The SPD had wanted to give employees more security by totally
banning employers from imposing short-term contracts without
justification. But conservatives balked, arguing that firms needed
hiring and firing flexibility to be competitive.
On healthcare, the parties agreed to set up a commission to work on
a joint fee structure for private and public patients, a negotiating
source said, adding that whether it was ultimately introduced would
depend on its feasibility.
Doctors tend to get more money for treating private patients under
the current system, so often favor them over public patients.
Florian Hense, an economist at Berenberg, said the labor and
healthcare reforms, along with more generous pension entitlements,
could be expensive. "Germany may pay a price for them with slightly
reduced trend growth and a less solidly financed budget after the
next recession."
That prospect may be a way off, however.
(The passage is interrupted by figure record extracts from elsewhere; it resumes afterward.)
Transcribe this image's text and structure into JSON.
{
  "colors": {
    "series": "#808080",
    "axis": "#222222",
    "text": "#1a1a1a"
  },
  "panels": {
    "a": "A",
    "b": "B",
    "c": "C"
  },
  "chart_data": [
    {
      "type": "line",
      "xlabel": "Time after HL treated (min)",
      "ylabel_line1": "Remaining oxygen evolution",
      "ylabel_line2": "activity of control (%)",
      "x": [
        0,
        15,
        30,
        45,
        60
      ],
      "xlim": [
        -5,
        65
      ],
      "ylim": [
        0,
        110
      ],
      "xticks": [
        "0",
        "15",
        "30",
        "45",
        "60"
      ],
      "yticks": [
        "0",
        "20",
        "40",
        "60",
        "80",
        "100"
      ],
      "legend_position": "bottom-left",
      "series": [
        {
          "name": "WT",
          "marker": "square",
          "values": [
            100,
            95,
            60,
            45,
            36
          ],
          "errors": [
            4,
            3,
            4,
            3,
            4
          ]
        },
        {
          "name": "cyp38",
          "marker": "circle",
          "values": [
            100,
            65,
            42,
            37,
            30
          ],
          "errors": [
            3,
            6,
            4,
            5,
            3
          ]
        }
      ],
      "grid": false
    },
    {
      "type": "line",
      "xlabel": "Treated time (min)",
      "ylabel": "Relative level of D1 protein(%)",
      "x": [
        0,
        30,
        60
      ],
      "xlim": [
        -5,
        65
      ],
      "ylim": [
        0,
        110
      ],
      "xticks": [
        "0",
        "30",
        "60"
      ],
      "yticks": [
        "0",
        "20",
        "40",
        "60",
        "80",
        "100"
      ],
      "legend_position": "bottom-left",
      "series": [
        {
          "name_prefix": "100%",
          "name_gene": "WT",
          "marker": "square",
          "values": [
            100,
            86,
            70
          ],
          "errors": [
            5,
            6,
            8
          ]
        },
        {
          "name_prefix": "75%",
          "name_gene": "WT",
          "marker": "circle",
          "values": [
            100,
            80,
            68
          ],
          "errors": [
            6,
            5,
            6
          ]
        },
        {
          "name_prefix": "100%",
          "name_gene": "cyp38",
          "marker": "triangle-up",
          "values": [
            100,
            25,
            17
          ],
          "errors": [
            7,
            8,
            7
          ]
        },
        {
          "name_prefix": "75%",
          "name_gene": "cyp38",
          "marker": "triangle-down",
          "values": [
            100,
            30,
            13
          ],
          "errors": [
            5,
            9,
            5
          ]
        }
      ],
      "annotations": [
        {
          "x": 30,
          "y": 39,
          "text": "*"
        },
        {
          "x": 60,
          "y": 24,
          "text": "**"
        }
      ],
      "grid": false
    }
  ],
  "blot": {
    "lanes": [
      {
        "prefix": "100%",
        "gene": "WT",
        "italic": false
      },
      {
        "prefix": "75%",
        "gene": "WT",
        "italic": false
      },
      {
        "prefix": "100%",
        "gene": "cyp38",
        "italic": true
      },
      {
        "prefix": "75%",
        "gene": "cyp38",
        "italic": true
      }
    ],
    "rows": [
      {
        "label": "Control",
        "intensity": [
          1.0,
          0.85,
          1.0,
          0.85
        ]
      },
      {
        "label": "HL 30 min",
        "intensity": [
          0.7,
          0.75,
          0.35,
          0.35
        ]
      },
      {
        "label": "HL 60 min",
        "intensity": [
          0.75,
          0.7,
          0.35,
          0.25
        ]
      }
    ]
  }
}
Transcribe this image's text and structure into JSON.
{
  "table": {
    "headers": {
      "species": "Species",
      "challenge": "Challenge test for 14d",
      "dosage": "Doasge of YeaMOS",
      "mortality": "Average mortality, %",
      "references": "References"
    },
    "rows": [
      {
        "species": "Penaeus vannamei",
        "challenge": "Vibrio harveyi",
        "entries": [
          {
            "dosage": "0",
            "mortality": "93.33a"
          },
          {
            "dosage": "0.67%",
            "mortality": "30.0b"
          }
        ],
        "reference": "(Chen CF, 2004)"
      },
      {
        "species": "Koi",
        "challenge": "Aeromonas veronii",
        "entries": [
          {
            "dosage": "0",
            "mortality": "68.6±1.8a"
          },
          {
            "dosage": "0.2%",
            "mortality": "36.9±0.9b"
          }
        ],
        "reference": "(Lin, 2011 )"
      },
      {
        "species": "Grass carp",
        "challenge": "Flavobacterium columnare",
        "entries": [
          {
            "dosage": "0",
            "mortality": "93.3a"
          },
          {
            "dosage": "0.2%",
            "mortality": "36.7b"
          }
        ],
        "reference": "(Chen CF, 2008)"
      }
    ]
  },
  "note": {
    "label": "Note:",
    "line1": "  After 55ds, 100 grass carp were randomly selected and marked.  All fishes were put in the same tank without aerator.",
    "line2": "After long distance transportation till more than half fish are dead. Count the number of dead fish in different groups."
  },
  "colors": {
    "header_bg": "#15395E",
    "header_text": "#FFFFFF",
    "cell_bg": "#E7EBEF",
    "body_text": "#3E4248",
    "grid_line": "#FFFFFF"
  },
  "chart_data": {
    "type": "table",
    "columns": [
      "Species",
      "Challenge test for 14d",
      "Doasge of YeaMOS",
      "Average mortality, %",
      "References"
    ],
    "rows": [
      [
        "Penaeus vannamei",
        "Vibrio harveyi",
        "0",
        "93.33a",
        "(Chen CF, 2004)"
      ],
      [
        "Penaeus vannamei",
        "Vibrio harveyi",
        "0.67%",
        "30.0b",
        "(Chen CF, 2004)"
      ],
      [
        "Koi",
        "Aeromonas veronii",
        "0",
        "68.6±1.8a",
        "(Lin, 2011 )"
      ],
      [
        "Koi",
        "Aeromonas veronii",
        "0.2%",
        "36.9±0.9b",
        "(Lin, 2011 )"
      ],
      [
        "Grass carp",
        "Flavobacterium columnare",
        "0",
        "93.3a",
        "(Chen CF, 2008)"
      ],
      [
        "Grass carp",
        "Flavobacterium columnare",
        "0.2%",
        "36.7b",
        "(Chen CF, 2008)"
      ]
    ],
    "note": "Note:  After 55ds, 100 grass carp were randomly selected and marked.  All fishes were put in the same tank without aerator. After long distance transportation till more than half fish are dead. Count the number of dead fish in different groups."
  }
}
The DIHK Chambers of
Industry and Commerce raised its 2018 growth forecast for the German
economy to a robust 2.7 percent.
Record-high employment, increased job security, rising real wages
and low borrowing costs have helped to spur a consumer-led upswing,
strengthened recently by a rebound in exports and company
investments.
"Companies have never been more upbeat," DIHK said in its latest
business survey, adding that German firms are boosting investment
plans at an unprecedented pace.
Alice Weidel, leader of the far-right Alternative for Germany (AfD),
the biggest opposition party, tweeted: "Things could not get worse
for Germany," calling the coalition deal "insane" as it did not
contain an upper limit for migration.